Depuis son indépendance en 1956, le Maroc a connu des progrès importants en matière de développement. Il est par ailleurs l’un des pays africains le plus ouvert et le plus libéral. Il est celui dont les structures productives, commerciales et bancaires relèvent le plus de l’initiative privée, et qui sont les plus exposées aux marchés étrangers. 

Cette double vocation, libérale et mondiale, est particulièrement due à la place dominante occupée par le Maroc dans la production et l’exportation du phosphate, à son choix politique fondamental d’entretenir des relations étroites avec le reste du monde — particulièrement avec l’Occident — et à l’existence d’une forte bourgeoisie foncière, industrielle, commerciale et financière. Cette ouverture est donc depuis longtemps bien ancrée dans la politique économique du pays. Elle s’est confirmée et renforcée au cours des années 1990 et au début des années 2000 par la signature de plusieurs accords d’association avec l’Union européenne, les États-Unis, certains pays arabes (accords d’Agadir), la Turquie.

Pour importants qu’ils soient, ces acquis ne peuvent passer sous silence les faiblesses inhérentes à l’économie marocaine : une croissance en dents de scie (liée aux aléas climatiques), un taux d’analphabétisme inquiétant, des inégalités criantes, un système éducatif en déliquescence et des institutions qui laissent à désirer.

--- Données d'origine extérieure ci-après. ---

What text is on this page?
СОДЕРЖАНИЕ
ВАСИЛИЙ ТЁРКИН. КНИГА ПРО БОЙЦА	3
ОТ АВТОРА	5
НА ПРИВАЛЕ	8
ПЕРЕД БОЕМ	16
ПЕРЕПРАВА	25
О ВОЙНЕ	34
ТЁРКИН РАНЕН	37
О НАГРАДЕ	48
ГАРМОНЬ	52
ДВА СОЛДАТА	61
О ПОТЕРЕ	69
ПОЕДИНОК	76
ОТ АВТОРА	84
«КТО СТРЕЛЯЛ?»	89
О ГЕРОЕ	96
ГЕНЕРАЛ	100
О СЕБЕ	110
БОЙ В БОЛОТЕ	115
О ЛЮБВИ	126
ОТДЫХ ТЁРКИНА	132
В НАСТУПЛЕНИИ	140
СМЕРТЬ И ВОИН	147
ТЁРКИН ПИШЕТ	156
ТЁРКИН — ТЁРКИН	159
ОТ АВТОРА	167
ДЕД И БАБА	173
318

On peut évidemment s’opposer à cette vision, qui peut sembler pessimiste, en arguant que des progrès non négligeables ont été enregistrés ces dernière années : déconnexion progressive de la croissance économique et des aléas climatiques, progression des taux de scolarisation, amélioration de l’infrastructure (transport, routes, télécommunication), intensification de la lutte contre l’habitat insalubre, augmentation du nombre des ménages ayant accès aux services de base (eau, électricité...). Cependant, ces efforts sont lents tant les handicaps sont structurels. De même, le système productif, avec un secteur informel pléthorique, est typique d’un pays en développement, ce qui fragilise le Maroc sur son propre marché au moment où la concurrence s’annonce de plus en plus rude. Autrement dit, les conditions actuelles qui prévalent dans le pays laissent penser qu’il est difficile qu’il s’engage sur un sentier de croissance durable, en appliquant de façon indifférenciée et non hiérarchisée la panoplie de mesures habituellement utilisée dans le cas des pays en transition vers l’économie de marché, étant donné la nécessité de poursuivre l’élimination d’importants handicaps structurels. Cela est d’autant plus délicat que la mobilité induite par l’ouverture — telle qu’elle est sous-entendue dans les différents accords d’association signés par le Maroc tant avec l’Europe qu’avec les États-Unis — ne concerne qu’un facteur de production, à savoir le capital. La problématique migratoire est plutôt vue sous l’angle sécuritaire.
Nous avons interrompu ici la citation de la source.